My dearest apologies for expecting that you could follow along with a sentence structure slightly more complicated than what one might encounter in the seventh grade.
Yeah; that'll be it.

To the contrary, I would say that's exactly what makes it different. Thesz was concerned with only the act of wrestling itself, i.e., presenting a staged fight that looked real enough for the audience to believe in it. Modern wrestling (say, post-Hogan) is concerned with the overall narrative structure and only uses the act of wrestling as a means to an end. It's the difference between the act of painting and the resulting picture. For Thesz, the art was nothing more than painting. People were showing up to watch Da Vinci slap paint on canvass, and abandoned it as soon as Da Vinci decided he was through painting. Modern wrestling is more analogous to going to the Louvre and admiring the Mona Lisa. No doubt there's interest in the means by which it was created and a certain admiration for the technique and mastery involved, and only an artist of great skill could produce a masterpiece, but the most important factor is the end result. Thesz and modern wrestlers work toward two entirely different ends, on the artistic level, anyway.
So I'm just going to go ahead and try to bypass as much of the nonsense about painting as I can - it's an utterly nonsensical metaphor that bears no semblance of relation to what we are talking about - or perhaps my seventh grade brain simply cannot handle the complexity of your thought again.

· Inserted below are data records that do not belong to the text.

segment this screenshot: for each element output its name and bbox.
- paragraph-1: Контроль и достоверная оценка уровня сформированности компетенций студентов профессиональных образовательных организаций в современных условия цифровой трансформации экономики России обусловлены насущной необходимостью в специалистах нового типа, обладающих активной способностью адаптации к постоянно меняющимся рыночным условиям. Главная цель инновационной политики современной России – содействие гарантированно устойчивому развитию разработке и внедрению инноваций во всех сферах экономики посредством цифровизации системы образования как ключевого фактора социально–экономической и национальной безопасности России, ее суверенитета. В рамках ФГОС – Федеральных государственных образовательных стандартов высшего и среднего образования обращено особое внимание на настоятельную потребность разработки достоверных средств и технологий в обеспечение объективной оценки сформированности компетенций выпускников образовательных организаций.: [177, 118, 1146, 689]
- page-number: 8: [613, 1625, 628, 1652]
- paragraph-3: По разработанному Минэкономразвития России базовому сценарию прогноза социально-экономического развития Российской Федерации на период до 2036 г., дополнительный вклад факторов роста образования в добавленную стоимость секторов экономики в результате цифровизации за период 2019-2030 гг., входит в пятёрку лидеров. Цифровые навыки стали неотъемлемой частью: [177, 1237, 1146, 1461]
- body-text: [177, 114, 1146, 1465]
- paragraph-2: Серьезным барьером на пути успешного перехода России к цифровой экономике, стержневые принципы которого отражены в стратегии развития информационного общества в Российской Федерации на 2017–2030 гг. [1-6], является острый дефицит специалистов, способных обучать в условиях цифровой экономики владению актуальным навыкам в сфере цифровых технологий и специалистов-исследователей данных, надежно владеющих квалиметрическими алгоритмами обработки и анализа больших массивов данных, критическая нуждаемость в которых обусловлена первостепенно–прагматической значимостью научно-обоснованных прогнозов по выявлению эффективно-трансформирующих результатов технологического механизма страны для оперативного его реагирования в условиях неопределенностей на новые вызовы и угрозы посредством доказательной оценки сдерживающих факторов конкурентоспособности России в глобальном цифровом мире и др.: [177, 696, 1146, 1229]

Thesz and modern performers both work to precisely one end, which is the entertainment of an audience. That is all the professional wrestling has ever been about; you can blather on about the "artistic level" all you like, but all that Thesz, Sammartino, Hogan, Austin and Cena are doing is staging pretend fights aimed at entertaining an audience sufficiently that they will be willing to expend money on seeing it. Not only is Thesz one of the best at doing this in history; he also invented, pioneered or popularised half of the techniques that contemporary talent use today.
The fans in Thesz's day wanted a more realistic product so that is what he provided. That is the only difference. If the fans had wanted contemporary wrestling then that is what he would have provided, as is proved by his time on the East Coast and in Mexico. (Go and check out Thesz's matches with Rocca and Sammartino and find me a single way in which they differ from contemporary wrestling that can't be refuted by comparing Hogan and Mysterio and I'll drop out of this debate right now) If Hogan's fans has wanted a more old school and realistic product then that is what he would have provided; and is similarly proved by his time in Japan.
There is no fundamental difference between the two.